ORIGINAL POST DATE: February 1, 2007
Here's a little example of the power of notebooks and diaries that I came across recently while reading Sarah Waters' novel, Affinity.
"I had been sitting very still to listen to her. Now, becoming more aware of myself, I found that I was cold, and I drew my coat a little closer about me. The action made my note-book show at my pocket, and I saw her looking at it. All the time we talked, then, her gaze kept returning to that edge of book; until at last, when I rose to leave her, she said, Why did I always carry a book with me? Did I mean to write about the women of the gaol?
I told her then that I take my note-book with me wherever I go - that it was a habit I had fallen into when helping my father with his work. I said I should feel very strange without it, and that what I wrote in it I sometimes later put into another book, that was my diary. I said that that book was like my dearest friend. I told it all my closest thoughts, and it kept them secret.
She nodded. My book was like her, she said - it had no-one to tell. I might as well say my closest thoughts there, in her cell. Who did she have, to pass them on to?"
Affinity is an epistolary novel, told in the form of entries from the diaries of the two main characters. What made this section jump out at me the most is the way that it captures the curiosity associated with carrying and keeping notebooks. Who has seen someone writing in their notebook or drawing in their sketchbook in a cafe, and hasn't secretly wanted to seize the thing and examine all the pages while the author is off getting a refill? Or conversely, who hasn't been themselves aware of the general interest that carrying a notebook inspires in others? It's part of the fun, really, to be doing something so intensely private as writing about your intimate goings-on in your diary, but doing it in such a public place. It's the feeling of - I want you to know, but I don't want you to know, at least not until I decide to show you myself. It's the fun of building a mystery.
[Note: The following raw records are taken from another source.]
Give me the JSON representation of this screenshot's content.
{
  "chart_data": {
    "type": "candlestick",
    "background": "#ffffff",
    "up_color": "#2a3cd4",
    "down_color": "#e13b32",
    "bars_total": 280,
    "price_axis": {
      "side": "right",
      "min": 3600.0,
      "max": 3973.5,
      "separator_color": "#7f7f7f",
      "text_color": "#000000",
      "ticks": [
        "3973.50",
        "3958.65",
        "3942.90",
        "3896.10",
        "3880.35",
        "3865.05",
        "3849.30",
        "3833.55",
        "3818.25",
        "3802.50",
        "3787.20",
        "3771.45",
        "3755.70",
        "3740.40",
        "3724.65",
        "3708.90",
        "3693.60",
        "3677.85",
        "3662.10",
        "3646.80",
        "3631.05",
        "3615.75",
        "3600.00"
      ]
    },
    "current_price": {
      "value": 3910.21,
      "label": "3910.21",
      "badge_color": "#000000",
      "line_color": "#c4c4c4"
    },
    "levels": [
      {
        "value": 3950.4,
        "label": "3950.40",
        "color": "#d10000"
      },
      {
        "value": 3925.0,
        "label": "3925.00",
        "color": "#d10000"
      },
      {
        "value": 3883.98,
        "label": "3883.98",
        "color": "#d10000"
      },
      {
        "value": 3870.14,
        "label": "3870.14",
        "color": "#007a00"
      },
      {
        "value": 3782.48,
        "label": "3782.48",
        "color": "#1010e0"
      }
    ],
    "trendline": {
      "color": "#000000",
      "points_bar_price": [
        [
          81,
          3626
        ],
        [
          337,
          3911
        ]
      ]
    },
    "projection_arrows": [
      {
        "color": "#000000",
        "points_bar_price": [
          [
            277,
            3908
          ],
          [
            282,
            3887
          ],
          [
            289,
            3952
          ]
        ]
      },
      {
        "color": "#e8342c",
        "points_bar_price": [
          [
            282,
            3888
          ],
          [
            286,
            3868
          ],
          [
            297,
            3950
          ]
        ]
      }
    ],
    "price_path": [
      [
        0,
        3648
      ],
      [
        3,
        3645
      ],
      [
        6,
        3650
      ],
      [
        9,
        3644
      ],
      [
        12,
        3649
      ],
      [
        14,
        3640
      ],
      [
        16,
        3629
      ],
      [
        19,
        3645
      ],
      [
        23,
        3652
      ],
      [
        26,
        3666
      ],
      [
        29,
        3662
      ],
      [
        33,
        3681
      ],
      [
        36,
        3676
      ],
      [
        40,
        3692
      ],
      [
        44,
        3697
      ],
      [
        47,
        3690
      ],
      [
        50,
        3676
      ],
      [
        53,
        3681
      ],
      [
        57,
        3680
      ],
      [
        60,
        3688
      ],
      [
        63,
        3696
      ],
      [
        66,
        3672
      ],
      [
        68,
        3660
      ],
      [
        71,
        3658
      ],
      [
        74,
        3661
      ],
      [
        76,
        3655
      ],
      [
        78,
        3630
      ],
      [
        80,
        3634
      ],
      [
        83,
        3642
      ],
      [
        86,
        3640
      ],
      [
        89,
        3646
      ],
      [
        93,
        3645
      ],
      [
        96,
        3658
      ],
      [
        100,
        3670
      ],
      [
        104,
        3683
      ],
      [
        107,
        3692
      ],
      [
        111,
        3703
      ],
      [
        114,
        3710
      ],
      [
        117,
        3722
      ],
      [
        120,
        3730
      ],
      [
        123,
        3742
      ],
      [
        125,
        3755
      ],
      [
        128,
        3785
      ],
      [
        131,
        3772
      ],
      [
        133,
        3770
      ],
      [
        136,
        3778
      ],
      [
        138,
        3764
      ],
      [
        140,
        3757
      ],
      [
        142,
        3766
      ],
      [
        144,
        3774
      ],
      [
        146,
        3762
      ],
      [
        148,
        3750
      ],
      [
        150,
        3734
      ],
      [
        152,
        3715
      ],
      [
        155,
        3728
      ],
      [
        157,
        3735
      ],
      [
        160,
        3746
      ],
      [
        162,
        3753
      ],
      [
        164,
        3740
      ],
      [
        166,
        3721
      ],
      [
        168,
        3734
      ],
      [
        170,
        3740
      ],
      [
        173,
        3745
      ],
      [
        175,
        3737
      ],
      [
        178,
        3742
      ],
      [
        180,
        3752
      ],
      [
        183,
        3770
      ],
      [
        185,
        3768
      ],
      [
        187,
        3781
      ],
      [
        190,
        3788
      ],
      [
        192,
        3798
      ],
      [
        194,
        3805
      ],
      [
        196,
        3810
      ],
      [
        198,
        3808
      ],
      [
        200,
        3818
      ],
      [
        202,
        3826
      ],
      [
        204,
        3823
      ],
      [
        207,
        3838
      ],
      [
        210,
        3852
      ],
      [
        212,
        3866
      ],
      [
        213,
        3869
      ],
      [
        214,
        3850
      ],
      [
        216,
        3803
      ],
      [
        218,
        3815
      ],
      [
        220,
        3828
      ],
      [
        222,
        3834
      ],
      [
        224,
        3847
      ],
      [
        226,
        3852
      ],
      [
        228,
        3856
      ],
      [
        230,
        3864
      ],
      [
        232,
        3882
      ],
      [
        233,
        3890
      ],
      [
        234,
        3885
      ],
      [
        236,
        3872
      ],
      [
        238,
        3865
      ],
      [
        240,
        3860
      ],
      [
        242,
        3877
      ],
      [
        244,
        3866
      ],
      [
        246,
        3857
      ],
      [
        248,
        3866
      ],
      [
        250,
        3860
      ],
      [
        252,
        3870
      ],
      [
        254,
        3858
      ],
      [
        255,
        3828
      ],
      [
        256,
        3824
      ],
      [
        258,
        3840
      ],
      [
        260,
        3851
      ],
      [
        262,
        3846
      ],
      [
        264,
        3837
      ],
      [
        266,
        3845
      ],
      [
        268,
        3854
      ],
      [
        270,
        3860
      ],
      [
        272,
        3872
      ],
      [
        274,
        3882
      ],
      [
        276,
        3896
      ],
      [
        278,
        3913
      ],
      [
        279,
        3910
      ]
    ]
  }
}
Additionally this section from Waters' novel appealed to me because it personifies the main character's diary as her closest friend, and reinforces the sense that she views her diary as a real person by having the second character also identify herself as a book of secrets. Viewing a diary as a friend has come to have more meaning to me lately, as I have finally come to a place in my life where I am actually keeping a personal diary. The irony of this shift in my perspective hasn't been lost on me - that only after coming to the end of spending three years selling diaries to others did I finally arrive at a place in my life where I had a deep need to write a daily, personal and confessional diary myself.
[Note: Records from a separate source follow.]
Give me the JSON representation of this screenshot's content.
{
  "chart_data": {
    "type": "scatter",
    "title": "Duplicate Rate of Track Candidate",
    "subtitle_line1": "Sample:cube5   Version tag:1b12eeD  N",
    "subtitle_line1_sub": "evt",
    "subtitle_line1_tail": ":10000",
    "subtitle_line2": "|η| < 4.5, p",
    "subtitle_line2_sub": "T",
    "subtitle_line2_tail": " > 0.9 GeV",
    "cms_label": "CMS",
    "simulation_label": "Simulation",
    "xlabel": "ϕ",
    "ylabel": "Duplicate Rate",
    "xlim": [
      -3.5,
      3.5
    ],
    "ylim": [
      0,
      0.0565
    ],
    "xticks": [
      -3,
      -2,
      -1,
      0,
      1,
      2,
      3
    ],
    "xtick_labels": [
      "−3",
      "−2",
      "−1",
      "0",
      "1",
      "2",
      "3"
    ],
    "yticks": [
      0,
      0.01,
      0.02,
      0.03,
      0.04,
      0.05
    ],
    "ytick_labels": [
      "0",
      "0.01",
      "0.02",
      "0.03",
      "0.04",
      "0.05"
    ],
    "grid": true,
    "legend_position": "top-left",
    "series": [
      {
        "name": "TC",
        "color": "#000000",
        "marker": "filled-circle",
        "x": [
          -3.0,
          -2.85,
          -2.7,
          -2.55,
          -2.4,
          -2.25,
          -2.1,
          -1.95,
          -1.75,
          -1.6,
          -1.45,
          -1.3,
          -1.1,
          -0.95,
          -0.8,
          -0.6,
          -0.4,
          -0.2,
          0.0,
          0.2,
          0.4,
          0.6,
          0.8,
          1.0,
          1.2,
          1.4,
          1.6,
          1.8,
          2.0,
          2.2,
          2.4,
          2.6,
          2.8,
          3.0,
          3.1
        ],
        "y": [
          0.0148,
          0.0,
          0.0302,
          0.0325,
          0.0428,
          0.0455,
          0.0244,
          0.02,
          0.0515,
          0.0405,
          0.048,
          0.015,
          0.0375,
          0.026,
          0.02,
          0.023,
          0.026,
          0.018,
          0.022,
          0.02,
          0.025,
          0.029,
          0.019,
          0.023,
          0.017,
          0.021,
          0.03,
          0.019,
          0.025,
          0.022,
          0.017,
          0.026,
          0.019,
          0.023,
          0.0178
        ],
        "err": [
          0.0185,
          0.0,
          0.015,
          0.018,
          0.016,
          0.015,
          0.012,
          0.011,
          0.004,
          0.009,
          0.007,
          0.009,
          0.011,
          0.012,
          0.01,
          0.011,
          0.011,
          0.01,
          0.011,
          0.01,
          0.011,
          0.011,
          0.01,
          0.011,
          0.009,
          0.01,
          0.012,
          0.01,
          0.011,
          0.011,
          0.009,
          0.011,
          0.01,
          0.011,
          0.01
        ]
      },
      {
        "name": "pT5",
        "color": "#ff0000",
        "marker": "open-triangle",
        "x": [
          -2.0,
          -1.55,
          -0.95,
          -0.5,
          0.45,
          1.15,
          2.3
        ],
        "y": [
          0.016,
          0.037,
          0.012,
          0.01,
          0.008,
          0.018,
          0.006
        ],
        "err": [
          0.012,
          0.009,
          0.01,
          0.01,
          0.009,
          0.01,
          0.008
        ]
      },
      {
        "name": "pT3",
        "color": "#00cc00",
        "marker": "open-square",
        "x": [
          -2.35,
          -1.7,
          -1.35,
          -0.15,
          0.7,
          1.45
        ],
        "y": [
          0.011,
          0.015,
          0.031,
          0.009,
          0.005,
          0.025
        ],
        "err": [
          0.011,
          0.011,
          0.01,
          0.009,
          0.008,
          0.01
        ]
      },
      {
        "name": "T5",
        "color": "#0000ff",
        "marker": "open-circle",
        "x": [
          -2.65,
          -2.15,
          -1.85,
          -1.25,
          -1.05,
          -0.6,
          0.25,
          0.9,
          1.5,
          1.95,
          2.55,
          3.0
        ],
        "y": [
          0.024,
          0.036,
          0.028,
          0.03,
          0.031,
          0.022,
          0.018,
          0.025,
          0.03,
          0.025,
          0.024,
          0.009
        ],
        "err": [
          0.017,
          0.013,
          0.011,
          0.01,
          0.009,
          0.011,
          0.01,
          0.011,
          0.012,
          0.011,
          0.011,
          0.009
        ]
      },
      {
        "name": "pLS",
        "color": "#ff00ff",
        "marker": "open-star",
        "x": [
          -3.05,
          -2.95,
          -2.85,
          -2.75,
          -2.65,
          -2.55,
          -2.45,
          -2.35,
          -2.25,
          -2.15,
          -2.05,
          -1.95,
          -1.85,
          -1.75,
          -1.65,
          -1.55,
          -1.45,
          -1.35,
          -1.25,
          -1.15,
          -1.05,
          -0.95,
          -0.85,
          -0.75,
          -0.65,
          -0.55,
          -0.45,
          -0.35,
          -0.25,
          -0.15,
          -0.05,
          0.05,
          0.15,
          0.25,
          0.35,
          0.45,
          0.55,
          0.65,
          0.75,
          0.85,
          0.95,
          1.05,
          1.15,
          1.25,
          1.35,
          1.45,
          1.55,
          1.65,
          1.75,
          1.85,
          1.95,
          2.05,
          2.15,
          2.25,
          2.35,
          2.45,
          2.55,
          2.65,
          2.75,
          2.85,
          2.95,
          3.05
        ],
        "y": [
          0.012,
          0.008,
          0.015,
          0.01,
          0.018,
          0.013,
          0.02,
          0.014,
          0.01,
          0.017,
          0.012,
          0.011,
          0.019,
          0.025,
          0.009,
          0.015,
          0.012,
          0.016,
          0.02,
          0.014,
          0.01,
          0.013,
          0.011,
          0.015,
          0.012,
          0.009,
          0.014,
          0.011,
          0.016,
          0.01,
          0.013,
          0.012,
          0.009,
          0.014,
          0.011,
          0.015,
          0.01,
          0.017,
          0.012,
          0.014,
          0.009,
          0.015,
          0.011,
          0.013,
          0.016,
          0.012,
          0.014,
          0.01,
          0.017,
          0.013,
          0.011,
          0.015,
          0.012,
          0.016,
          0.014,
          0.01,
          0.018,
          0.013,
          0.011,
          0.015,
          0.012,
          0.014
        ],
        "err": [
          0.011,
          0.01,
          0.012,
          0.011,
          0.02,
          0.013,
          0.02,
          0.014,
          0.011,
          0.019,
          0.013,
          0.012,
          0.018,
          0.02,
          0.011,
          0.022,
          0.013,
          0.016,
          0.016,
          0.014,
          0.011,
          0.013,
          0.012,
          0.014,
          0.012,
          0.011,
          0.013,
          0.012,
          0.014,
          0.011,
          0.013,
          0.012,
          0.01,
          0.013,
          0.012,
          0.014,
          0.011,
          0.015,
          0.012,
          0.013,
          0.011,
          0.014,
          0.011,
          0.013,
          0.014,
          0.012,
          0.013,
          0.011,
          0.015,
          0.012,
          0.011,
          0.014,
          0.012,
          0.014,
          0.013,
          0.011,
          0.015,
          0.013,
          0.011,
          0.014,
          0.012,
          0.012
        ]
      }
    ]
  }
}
I have come to see that for most of you out there, the real reason for your passion for Moleskinei diaries all these years hasn't only been (as I thought) about form, function and quality, but that it has also been about being selective with the company you keep. It's been about whom you are willing to trust with your most personal thoughts - it's been about carefully choosing your dearest friend. As sappy as all that sounds, I still think it is absolutely true. Hidden under the weight of all the cynicism associated with well-crafted marketing plans you will find that your Moleskine is still just a diary after all, and as such its worth is determined only by what you yourself entrust to its pages. You may also discover as I have, that when you do find a friend that you can share your closest thoughts with, one who you know will keep them secret, life feels a lot less lonely because of it.